Loans lender Amigo swung to a loss last year as it awaits approval of a scheme to address compensation for indebted clients who compained about its practices
For the nine months to 31 December Amigo posted an after-tax loss of £86.8m.
Amigo’s revenue fell 36.9 per cent to £137.5m, which has been driven by the break in lending and payment holidays.
Shares are currently trading down four per cent to 11p and are down around 80 per cent on a year ago.
Amigo has had to provision millions of pounds to handle compensation payments caused by a large number of customer complaints and has been investigated by the financial regulator over how it assesses customer credit worthiness.
This has hampered Amigo’s ability to operate and it has warned that unless its proposed scheme for dealing with compensation payments is approved, it may not survive.
The lender provides loans to borrowers who struggle to obtain credit from mainstream lenders if a friend or family member can act as a guarantor for them.
Amigo is also reducing its workforce by 17 per cent, laying off around 70 employees.
To combat the soaring complaints and customer numbers falling by a third, the sub-prime lender has established a scheme to “provide certainty” to customers with a “fair complaint” against Amigo.
Amigo CEO Gary Jennison said: “When I started as CEO over five months ago, I knew we had to do something significant to deal with the complaints we were getting.
“Once the scheme has started going through the courts and we’ve agreed the go forward business model with the FCA, then we can turn our attention to lending.
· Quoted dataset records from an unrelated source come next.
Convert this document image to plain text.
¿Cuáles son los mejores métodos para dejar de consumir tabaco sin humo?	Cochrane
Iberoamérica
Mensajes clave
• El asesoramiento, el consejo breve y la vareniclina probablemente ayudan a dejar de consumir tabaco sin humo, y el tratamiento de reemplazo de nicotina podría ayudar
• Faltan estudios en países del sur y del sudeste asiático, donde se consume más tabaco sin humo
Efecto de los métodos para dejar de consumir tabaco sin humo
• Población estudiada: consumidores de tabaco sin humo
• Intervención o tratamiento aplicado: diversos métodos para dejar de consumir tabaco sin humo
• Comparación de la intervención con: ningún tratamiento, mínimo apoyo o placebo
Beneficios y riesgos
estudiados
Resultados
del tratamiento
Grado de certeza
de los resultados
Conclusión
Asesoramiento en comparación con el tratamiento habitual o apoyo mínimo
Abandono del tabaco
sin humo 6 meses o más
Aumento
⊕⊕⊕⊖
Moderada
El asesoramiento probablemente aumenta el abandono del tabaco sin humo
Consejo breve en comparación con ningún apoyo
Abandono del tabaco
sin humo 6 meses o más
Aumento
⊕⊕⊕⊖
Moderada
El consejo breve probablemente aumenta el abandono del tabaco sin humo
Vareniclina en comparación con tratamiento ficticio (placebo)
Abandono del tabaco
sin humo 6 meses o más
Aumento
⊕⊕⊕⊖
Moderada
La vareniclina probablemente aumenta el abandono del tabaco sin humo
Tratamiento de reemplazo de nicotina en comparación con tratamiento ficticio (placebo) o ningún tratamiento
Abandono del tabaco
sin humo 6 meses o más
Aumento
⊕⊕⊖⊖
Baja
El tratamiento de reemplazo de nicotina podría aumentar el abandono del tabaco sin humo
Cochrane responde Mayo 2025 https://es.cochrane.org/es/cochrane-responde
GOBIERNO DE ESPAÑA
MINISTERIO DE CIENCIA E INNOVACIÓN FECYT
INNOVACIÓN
We’ve seen our customer base shrink by over 30 per cent over the last 12 months, as they’ve settled or finished their loans. We want to get Amigo back to life again.”
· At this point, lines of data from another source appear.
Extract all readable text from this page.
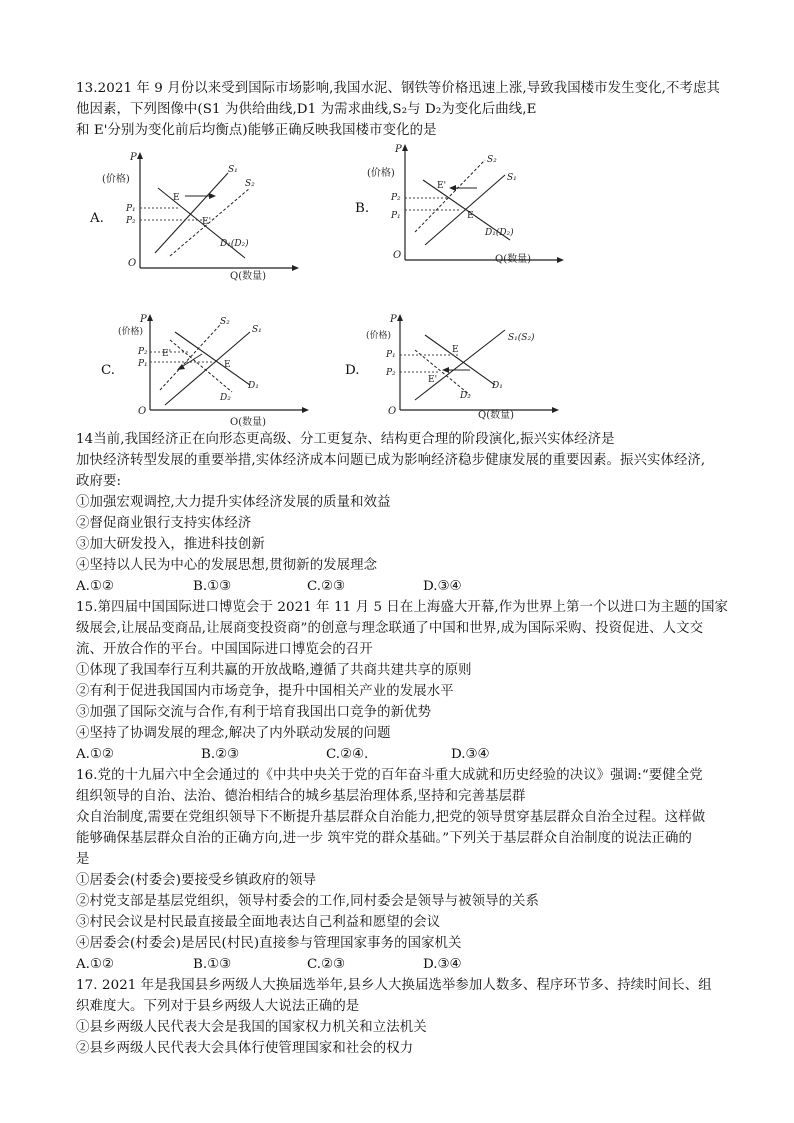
13.2021 年 9 月份以来受到国际市场影响,我国水泥、钢铁等价格迅速上涨,导致我国楼市发生变化,不考虑其
他因素，下列图像中(S1 为供给曲线,D1 为需求曲线,S₂与 D₂为变化后曲线,E
和 E'分别为变化前后均衡点)能够正确反映我国楼市变化的是
A.
P
(价格)
O
Q(数量)
P₁
P₂
S₁
S₂
D₁(D₂)
E
E'
B.
P
(价格)
O	Q(数量)
P₂
P₁
S₂
S₁
D₁(D₂)
E'
E
C.
P
(价格)
O
O(数量)
P₂
P₁
S₂
S₁
D₂
D₁
E'
E	D.
P
(价格)
O	Q(数量)
P₁
P₂
S₁(S₂)
D₁
D₂
E
E'
14当前,我国经济正在向形态更高级、分工更复杂、结构更合理的阶段演化,振兴实体经济是
加快经济转型发展的重要举措,实体经济成本问题已成为影响经济稳步健康发展的重要因素。振兴实体经济,
政府要:
①加强宏观调控,大力提升实体经济发展的质量和效益
②督促商业银行支持实体经济
③加大研发投入，推进科技创新
④坚持以人民为中心的发展思想,贯彻新的发展理念
A.①②	B.①③	C.②③	D.③④
15.第四届中国国际进口博览会于 2021 年 11 月 5 日在上海盛大开幕,作为世界上第一个以进口为主题的国家
级展会,让展品变商品,让展商变投资商”的创意与理念联通了中国和世界,成为国际采购、投资促进、人文交
流、开放合作的平台。中国国际进口博览会的召开
①体现了我国奉行互利共赢的开放战略,遵循了共商共建共享的原则
②有利于促进我国国内市场竞争，提升中国相关产业的发展水平
③加强了国际交流与合作,有利于培育我国出口竞争的新优势
④坚持了协调发展的理念,解决了内外联动发展的问题
A.①②	B.②③	C.②④.	D.③④
16.党的十九届六中全会通过的《中共中央关于党的百年奋斗重大成就和历史经验的决议》强调:“要健全党
组织领导的自治、法治、德治相结合的城乡基层治理体系,坚持和完善基层群
众自治制度,需要在党组织领导下不断提升基层群众自治能力,把党的领导贯穿基层群众自治全过程。这样做
能够确保基层群众自治的正确方向,进一步 筑牢党的群众基础。”下列关于基层群众自治制度的说法正确的
是
①居委会(村委会)要接受乡镇政府的领导
②村党支部是基层党组织，领导村委会的工作,同村委会是领导与被领导的关系
③村民会议是村民最直接最全面地表达自己利益和愿望的会议
④居委会(村委会)是居民(村民)直接参与管理国家事务的国家机关
A.①②	B.①③	C.②③	D.③④
17. 2021 年是我国县乡两级人大换届选举年,县乡人大换届选举参加人数多、程序环节多、持续时间长、组
织难度大。下列对于县乡两级人大说法正确的是
①县乡两级人民代表大会是我国的国家权力机关和立法机关
②县乡两级人民代表大会具体行使管理国家和社会的权力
While complaints rose, the costs of the complaints increased 336.8 per cent.
The complaints scheme of arrangement, initiated at the end of January, is set to become effective in May and will protect around 300,000 current borrowers and guarantors.
“A successful scheme will provide certainty on the final complaints liability for all complaints on loans issued to date and will enable Amigo to focus on building a sustainable business for the long term,” Amigo said in a statement this morning.
Beginning the third quarter with a completely new board, Amigo’s profit before tax fell 252 per cent from 2019.
Despite this, it ended 2020 with £164.6m of cash.
The lender added: “Despite a material uncertainty surrounding going concern, the board considers that it currently has sufficient liquidity and other resources to continue to fund operations and support its customers.”